How on earth does idle RAM consumption matter to you when a GB of RAM is cheaper than a beer?
I'm not a Windows fan, I don't let Windows control any hardware other than a GPU on any of my systems but i do run it in a VM for gaming. I just don't see the problem, more RAM usage could even be better for performance. It's a useless metric.
It's funny you have concerns with Windows using too much memory at idle, I actually have no idea how much memory my daily-driver Ubuntu install uses at baseline, but my #1 issue with desktop Linux is how badly it behaves when low on free memory. Windows and MacOS will at least warn/prompt you to kill programs. On Linux, by default....the mouse just stops moving and you can't do anything. You can fiddle with settings and install tools like earlyoom to mitigate it, but the default behavior is insanely bad for a desktop OS. Despite having 32GB of RAM I still run into it occasionally and it drives me nuts.
The more I am using Linux the more I wish I had gone with Fedora for my personal desktop when I was forced to switch from Windows to Linux a couple of months ago (forced by hardware issues with an unused onboard video controller which I can set Linux to fully ignore but sends Windows in an infinite reboot loop).
Don’t get me wrong. Out of the Windows, Mac and Ubuntu machines I have, the Ubuntu one is still my favorite (especially since switching from 20.04 LTS to 20.10) but Fedora is doing things so much more along the lines of what I want.
It’s more cutting edge but still very stable and well tested. It doesn’t force snaps onto me. I’d much rather install flatpak software. And it has a cleaner Gnome interface. Even though I kind of like the Ubuntu sidebar dock, it’s not worth all the other awkward behaviors with Ubuntu trying to override Gnome (for example, the existence of the Ubuntu Software store really annoys me since it doesn’t support Flatpak and simply seems to run a lot worse than the Gnome software store that I also have installed).

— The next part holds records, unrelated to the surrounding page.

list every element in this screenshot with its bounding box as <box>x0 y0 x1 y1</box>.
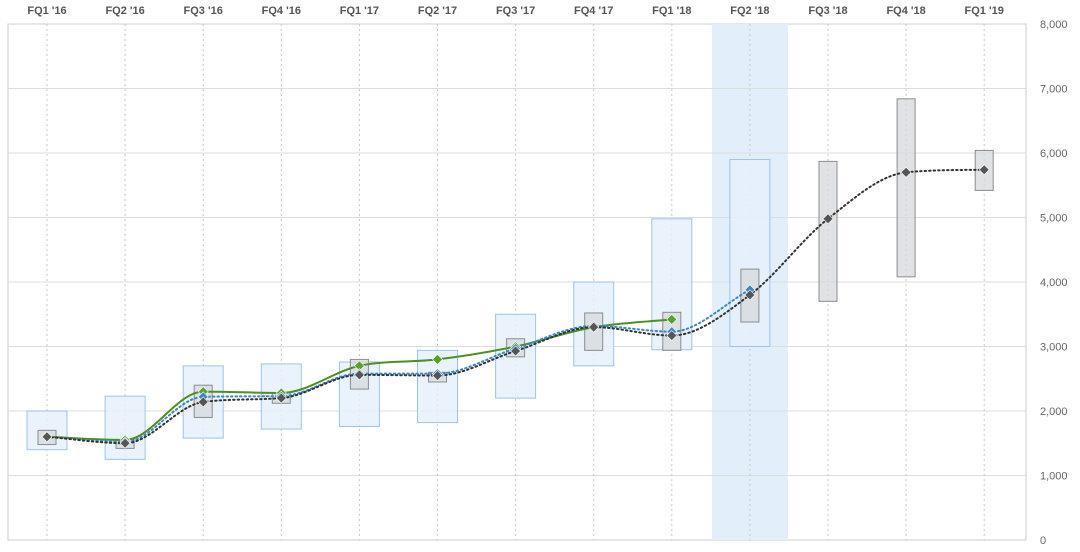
x-tick-label: FQ3 '17 <box>496 5 535 17</box>
series-1-marker <box>666 313 678 325</box>
series-3-marker <box>900 166 912 178</box>
inner-range-box <box>818 160 838 302</box>
y-tick-label: 8,000 <box>1040 19 1068 31</box>
x-tick-label: FQ4 '17 <box>574 5 613 17</box>
series-1-marker <box>432 353 443 365</box>
y-tick-label: 3,000 <box>1040 342 1068 354</box>
x-tick-label: FQ4 '18 <box>886 5 925 17</box>
x-tick-label: FQ4 '16 <box>262 5 301 17</box>
y-axis-labels: 0 1,000 2,000 3,000 4,000 5,000 6,000 7,000 8,00… <box>1040 19 1068 547</box>
y-tick-label: 0 <box>1040 535 1046 547</box>
x-tick-label: FQ3 '16 <box>184 5 223 17</box>
inner-range-box <box>896 98 916 278</box>
y-tick-label: 1,000 <box>1040 471 1068 483</box>
y-tick-label: 7,000 <box>1040 84 1068 96</box>
series-3-marker <box>588 321 600 333</box>
y-tick-label: 5,000 <box>1040 213 1068 225</box>
series-3-marker <box>666 330 678 341</box>
outer-range-box <box>104 395 146 460</box>
x-tick-label: FQ1 '17 <box>340 5 379 17</box>
series-3-marker <box>197 396 209 408</box>
x-tick-label: FQ1 '16 <box>27 5 66 17</box>
x-tick-label: FQ2 '17 <box>418 5 457 17</box>
series-3-marker <box>41 431 53 443</box>
x-tick-label: FQ2 '16 <box>105 5 144 17</box>
x-tick-label: FQ3 '18 <box>808 5 847 17</box>
series-3-marker <box>744 289 756 301</box>
series-3-marker <box>275 392 287 404</box>
series-line-2 <box>46 288 751 443</box>
series-3-marker <box>822 213 834 225</box>
series-3-marker <box>353 369 365 381</box>
series-markers <box>41 164 990 449</box>
y-tick-label: 2,000 <box>1040 406 1068 418</box>
y-tick-label: 6,000 <box>1040 148 1068 160</box>
series-3-marker <box>119 437 131 449</box>
y-tick-label: 4,000 <box>1040 277 1068 289</box>
x-axis-labels: FQ1 '16 FQ2 '16 FQ3 '16 FQ4 '16 FQ1 '17 FQ2 '… <box>27 5 1004 17</box>
series-3-marker <box>432 370 443 381</box>
x-tick-label: FQ2 '18 <box>730 5 769 17</box>
series-3-marker <box>510 345 522 357</box>
series-3-marker <box>978 164 990 176</box>
x-tick-label: FQ1 '18 <box>652 5 691 17</box>
x-tick-label: FQ1 '19 <box>965 5 1004 17</box>
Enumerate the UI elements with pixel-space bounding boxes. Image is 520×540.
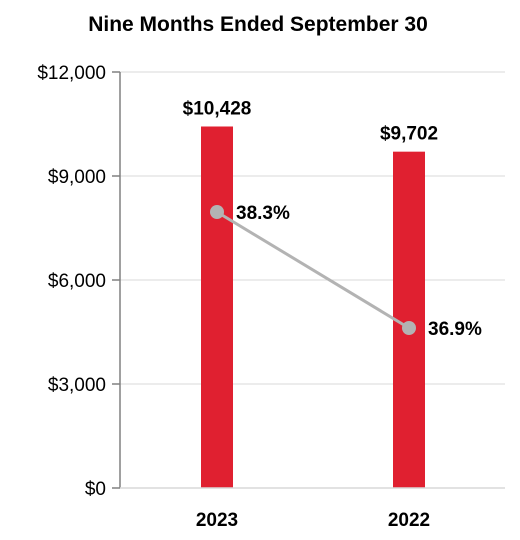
percentage-point: [210, 205, 224, 219]
percentage-point: [402, 321, 416, 335]
x-tick-label: 2023: [196, 510, 238, 531]
chart-title: Nine Months Ended September 30: [88, 13, 428, 36]
bar-series: $10,428 $9,702: [183, 98, 438, 488]
percentage-label: 38.3%: [236, 203, 290, 224]
percentage-line: [216, 210, 410, 330]
y-tick-label: $6,000: [48, 271, 106, 292]
gridlines: [120, 71, 505, 385]
y-tick-label: $3,000: [48, 375, 106, 396]
bar-value-label: $9,702: [380, 124, 438, 145]
percentage-label: 36.9%: [428, 319, 482, 340]
x-axis: 2023 2022: [120, 487, 505, 531]
bar-value-label: $10,428: [183, 98, 252, 119]
y-tick-label: $0: [85, 479, 106, 500]
y-axis: $0 $3,000 $6,000 $9,000 $12,000: [37, 63, 121, 500]
bar-2023: [201, 126, 233, 488]
percentage-line-series: 38.3% 36.9%: [210, 203, 482, 340]
y-tick-label: $12,000: [37, 63, 106, 84]
x-tick-label: 2022: [388, 510, 430, 531]
y-tick-label: $9,000: [48, 167, 106, 188]
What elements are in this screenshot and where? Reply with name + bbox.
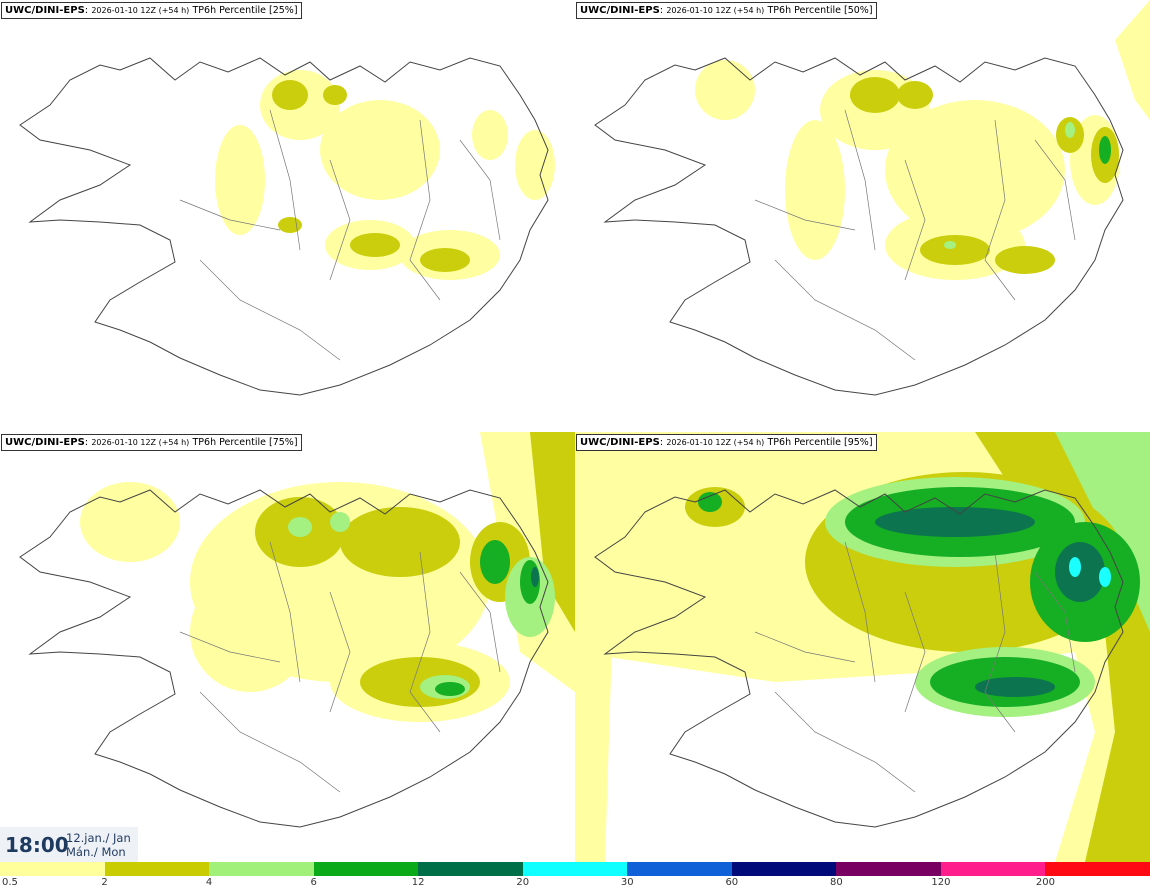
valid-time-box: 18:00 12.jan./ Jan Mán./ Mon bbox=[0, 827, 138, 862]
precip-map bbox=[19, 432, 575, 828]
panel-title: UWC/DINI-EPS: 2026-01-10 12Z (+54 h) TP6… bbox=[1, 434, 302, 451]
panel-title: UWC/DINI-EPS: 2026-01-10 12Z (+54 h) TP6… bbox=[1, 2, 302, 19]
valid-date-line2: Mán./ Mon bbox=[66, 845, 126, 859]
legend-bar bbox=[0, 862, 1150, 876]
precip-map bbox=[575, 432, 1150, 862]
legend-tick-label: 0.5 bbox=[2, 877, 18, 888]
panel-title: UWC/DINI-EPS: 2026-01-10 12Z (+54 h) TP6… bbox=[576, 434, 877, 451]
legend-swatch bbox=[0, 862, 105, 876]
legend-tick-label: 2 bbox=[101, 877, 108, 888]
legend-tick-label: 4 bbox=[205, 877, 213, 888]
legend-swatch bbox=[1045, 862, 1150, 876]
map-panel-p75: UWC/DINI-EPS: 2026-01-10 12Z (+54 h) TP6… bbox=[0, 432, 575, 862]
legend-swatch bbox=[940, 862, 1046, 876]
legend-swatch bbox=[836, 862, 941, 876]
legend-swatch bbox=[522, 862, 628, 876]
legend-swatch bbox=[209, 862, 314, 876]
legend-tick-label: 12 bbox=[411, 877, 425, 888]
valid-date-line1: 12.jan./ Jan bbox=[66, 831, 131, 845]
color-legend: 0.5 2 4 6 12 20 30 60 80 120 200 bbox=[0, 862, 1150, 891]
legend-tick-label: 80 bbox=[829, 877, 843, 888]
legend-swatch bbox=[313, 862, 419, 876]
legend-tick-label: 20 bbox=[516, 877, 530, 888]
valid-date: 12.jan./ Jan Mán./ Mon bbox=[66, 831, 131, 859]
legend-swatch bbox=[104, 862, 210, 876]
legend-tick-label: 30 bbox=[620, 877, 634, 888]
legend-tick-label: 60 bbox=[725, 877, 739, 888]
map-panel-p25: UWC/DINI-EPS: 2026-01-10 12Z (+54 h) TP6… bbox=[0, 0, 575, 430]
map-panel-p95: UWC/DINI-EPS: 2026-01-10 12Z (+54 h) TP6… bbox=[575, 432, 1150, 862]
panel-title: UWC/DINI-EPS: 2026-01-10 12Z (+54 h) TP6… bbox=[576, 2, 877, 19]
precip-map bbox=[594, 0, 1150, 396]
legend-swatch bbox=[418, 862, 523, 876]
valid-time: 18:00 bbox=[5, 833, 69, 857]
precip-map bbox=[19, 57, 555, 396]
legend-tick-label: 120 bbox=[931, 877, 951, 888]
legend-swatch bbox=[731, 862, 837, 876]
legend-swatch bbox=[627, 862, 732, 876]
legend-tick-label: 200 bbox=[1035, 877, 1055, 888]
legend-tick-label: 6 bbox=[310, 877, 317, 888]
map-panel-p50: UWC/DINI-EPS: 2026-01-10 12Z (+54 h) TP6… bbox=[575, 0, 1150, 430]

Indeed, I think I'm going to make the jump to Fedora from 20.04. Really hard decision too as I've been an Ubuntu guy for the majority of my computing life.
Agree on all points as well - Vanilla GNOME > Unity, Flatpaks > Snaps. The Snap Store is just GNOME Software with some plugins/tweaks FWIW, this is changing (has changed?) soon though. I learned this by investigating a memory leak https://gitlab.gnome.org/GNOME/gnome-software/-/issues/942
Get a good amount of swap on ssd, the default 2GB on most distros is not nearly enough to save you when you really need swapping. IIRC you can even make it sparse to not occupy disk space when you're not using it.

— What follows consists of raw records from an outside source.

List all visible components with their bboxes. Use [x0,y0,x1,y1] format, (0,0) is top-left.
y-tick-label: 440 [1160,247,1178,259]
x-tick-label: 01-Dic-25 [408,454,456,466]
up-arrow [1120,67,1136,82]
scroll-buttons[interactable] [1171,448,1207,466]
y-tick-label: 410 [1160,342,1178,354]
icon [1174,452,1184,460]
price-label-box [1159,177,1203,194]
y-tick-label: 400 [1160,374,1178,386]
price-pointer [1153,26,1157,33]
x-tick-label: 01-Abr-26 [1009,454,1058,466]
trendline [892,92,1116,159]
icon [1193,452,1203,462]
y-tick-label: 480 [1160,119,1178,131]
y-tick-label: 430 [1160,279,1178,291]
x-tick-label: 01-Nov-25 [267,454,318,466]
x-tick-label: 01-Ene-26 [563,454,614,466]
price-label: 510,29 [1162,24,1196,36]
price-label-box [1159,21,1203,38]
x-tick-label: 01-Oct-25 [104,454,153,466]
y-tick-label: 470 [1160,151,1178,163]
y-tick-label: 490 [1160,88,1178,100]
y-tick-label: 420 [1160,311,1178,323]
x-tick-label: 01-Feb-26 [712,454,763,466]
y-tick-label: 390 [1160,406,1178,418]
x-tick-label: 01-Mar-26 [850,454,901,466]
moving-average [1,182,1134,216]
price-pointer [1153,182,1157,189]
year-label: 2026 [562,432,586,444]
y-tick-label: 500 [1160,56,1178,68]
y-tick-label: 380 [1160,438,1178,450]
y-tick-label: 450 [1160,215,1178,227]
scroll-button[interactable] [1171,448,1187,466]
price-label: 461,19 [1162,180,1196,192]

> IIRC you can even make it sparse to not occupy disk space when you're not using it.
While this sounds great, not allocating storage for swap means either you'll have that space unallocated or you won't have any swap because your system is full.

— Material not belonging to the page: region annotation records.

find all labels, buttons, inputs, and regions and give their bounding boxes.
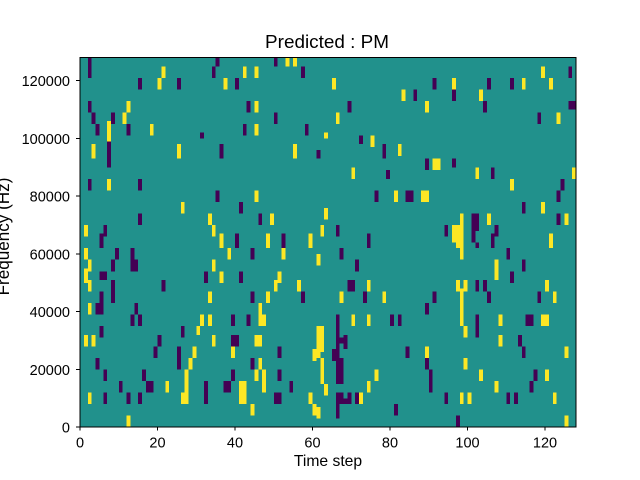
svg-text:0: 0 [62, 421, 70, 437]
svg-text:Time step: Time step [294, 453, 363, 470]
svg-text:120: 120 [533, 436, 557, 452]
svg-text:Predicted : PM: Predicted : PM [265, 32, 389, 53]
svg-text:80000: 80000 [30, 190, 70, 206]
svg-text:40: 40 [227, 436, 243, 452]
svg-text:60000: 60000 [30, 247, 70, 263]
svg-text:100: 100 [455, 436, 479, 452]
svg-text:60: 60 [304, 436, 320, 452]
svg-text:Frequency (Hz): Frequency (Hz) [0, 178, 13, 296]
svg-text:100000: 100000 [22, 132, 70, 148]
svg-text:120000: 120000 [22, 74, 70, 90]
svg-text:20000: 20000 [30, 363, 70, 379]
svg-text:40000: 40000 [30, 305, 70, 321]
svg-text:0: 0 [76, 436, 84, 452]
svg-text:20: 20 [149, 436, 165, 452]
svg-text:80: 80 [382, 436, 398, 452]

Administrative overhead is simpler though, and sparse files don't have any performance overhead in later kernels (Citation needed, read somewhere on some wiki)
I have a couple of sparse swap files handy for when I know I'll need them.
And it happens with some very specific and predictable use cases.
Usually it's when I need to load some big timeseries csv files from pandas and parse a datetime index. Or when I need to process big images. It's useful to be able to attach some additional swap when you need it and drop it afterwards.
For everyday use I never even exceed 16GBs... Guess everyone has different needs, but there is no way it swaps over 32GB for normal applications, even taking into account overcommitting.
I have 40GB RAM (Weird number indeed, 8GB soldered, 1x 32GB stick) in my machine. The problem I have is that even with 2 WDS500G2B0C-00PXH0 NVME in RAID1 it takes awhile for the machine to hibernate and resume from hibernation, It's faster to boot the system cold (but then I don't have state).
I've been reading but never really figured out. Can ZSWAP or ZRAM write compressed to disk somehow too?